I know we’re supposed to be focused on other stuff on IA Caucus Day (maybe I’ll get around to it by prime time). But for the moment I wanted to call attention to this Noah Shachtman post, in which he links to a story in which the ever-reliable (ha!) Steven Boylan declares that Iran has stopped providing Iraq with EFPs.
"We are ready to confirm the excellence of the senior Iranian leadership in their pledge to stop the funding, training, equipment and resourcing of the militia special groups," Col. Boylan said. "We have seen a downward trend in the signature-type attacks using weapons provided by Iran."
In October, U.S. military officials began noticing a decrease in the supply of Iranian weapons and assistance, Col. Boylan added.
Though Boylan seems poised to declare that Eastasia is again our enemy, if circumstances so require.
"We are very much in the wait-and-see mode to see what happens," Col. Boylan said.
While Shachtman seems inclined to give Boylan the benefit of the doubt, he also notes that the dominant narrative on IEDs tends to be rather conveniently tied to larger geopolitical questions.
I’m inclined to take Boylan at his word — he’s always been straight with me. But, the cynic in me can’t help but note that the Iran connection was overplayed last winter. The EFPs that the U.S. military displayed as evidence of Iranian machining struck some observers as hand-hammered ashtrays. The EFPs I saw in Iraq had a similar, home-made feel — and bore no mark of Iranian manufacture. At least two EFP factories have been found inside Iraq.

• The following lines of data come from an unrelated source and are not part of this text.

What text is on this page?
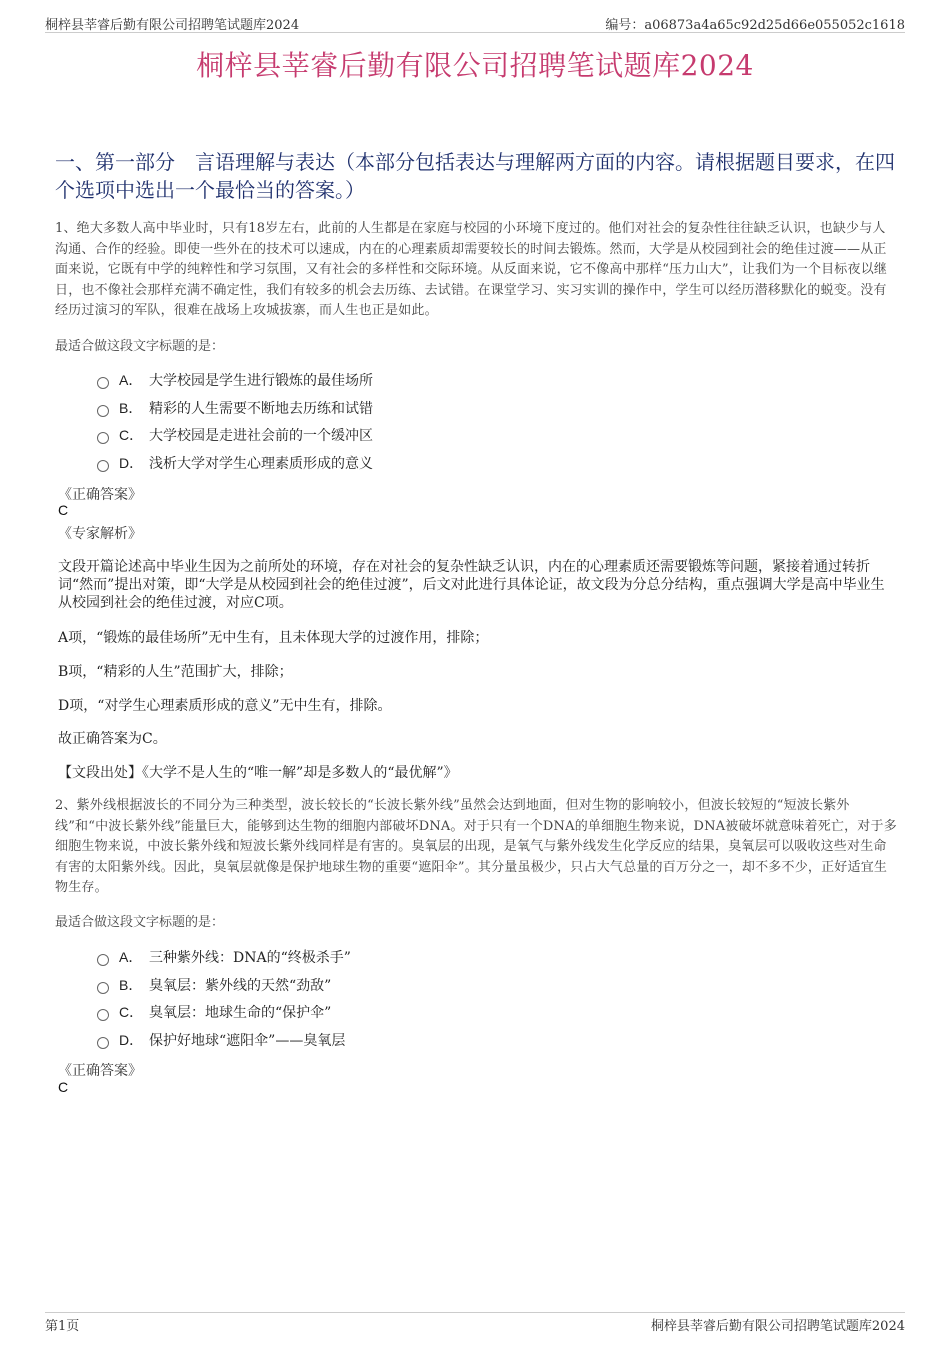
桐梓县莘睿后勤有限公司招聘笔试题库2024	编号：a06873a4a65c92d25d66e055052c1618
桐梓县莘睿后勤有限公司招聘笔试题库2024
一、第一部分　言语理解与表达（本部分包括表达与理解两方面的内容。请根据题目要求，在四个选项中选出一个最恰当的答案。）
1、绝大多数人高中毕业时，只有18岁左右，此前的人生都是在家庭与校园的小环境下度过的。他们对社会的复杂性往往缺乏认识，也缺少与人沟通、合作的经验。即使一些外在的技术可以速成，内在的心理素质却需要较长的时间去锻炼。然而，大学是从校园到社会的绝佳过渡——从正面来说，它既有中学的纯粹性和学习氛围，又有社会的多样性和交际环境。从反面来说，它不像高中那样“压力山大”，让我们为一个目标夜以继日，也不像社会那样充满不确定性，我们有较多的机会去历练、去试错。在课堂学习、实习实训的操作中，学生可以经历潜移默化的蜕变。没有经历过演习的军队，很难在战场上攻城拔寨，而人生也正是如此。
最适合做这段文字标题的是：
A． 大学校园是学生进行锻炼的最佳场所
B． 精彩的人生需要不断地去历练和试错
C． 大学校园是走进社会前的一个缓冲区
D． 浅析大学对学生心理素质形成的意义
《正确答案》
C
《专家解析》
文段开篇论述高中毕业生因为之前所处的环境，存在对社会的复杂性缺乏认识，内在的心理素质还需要锻炼等问题，紧接着通过转折词“然而”提出对策，即“大学是从校园到社会的绝佳过渡”，后文对此进行具体论证，故文段为分总分结构，重点强调大学是高中毕业生从校园到社会的绝佳过渡，对应C项。
A项，“锻炼的最佳场所”无中生有，且未体现大学的过渡作用，排除；
B项，“精彩的人生”范围扩大，排除；
D项，“对学生心理素质形成的意义”无中生有，排除。
故正确答案为C。
【文段出处】《大学不是人生的“唯一解”却是多数人的“最优解”》
2、紫外线根据波长的不同分为三种类型，波长较长的“长波长紫外线”虽然会达到地面，但对生物的影响较小，但波长较短的“短波长紫外线”和“中波长紫外线”能量巨大，能够到达生物的细胞内部破坏DNA。对于只有一个DNA的单细胞生物来说，DNA被破坏就意味着死亡，对于多细胞生物来说，中波长紫外线和短波长紫外线同样是有害的。臭氧层的出现，是氧气与紫外线发生化学反应的结果，臭氧层可以吸收这些对生命有害的太阳紫外线。因此，臭氧层就像是保护地球生物的重要“遮阳伞”。其分量虽极少，只占大气总量的百万分之一，却不多不少，正好适宜生物生存。
最适合做这段文字标题的是：
A． 三种紫外线：DNA的“终极杀手”
B． 臭氧层：紫外线的天然“劲敌”
C． 臭氧层：地球生命的“保护伞”
D． 保护好地球“遮阳伞”——臭氧层
《正确答案》
C
第1页	桐梓县莘睿后勤有限公司招聘笔试题库2024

Since I’m more cynical and much less trusting of Boylan than Shachtman, I’d just like to emphasize that swing, particularly the timing of the swing back to the conclusion that
Eastasia Iran is not arming Iraqi insurgents: October, about the time Bush was making his WWIII comments and Putin was proclaiming a war on Iran to be a war on Russia. And one month before the NIE stating that Iran had given up its nukes program. And two months before Abdullah and Ahmadinejad started smooching secretly behind the back of the school.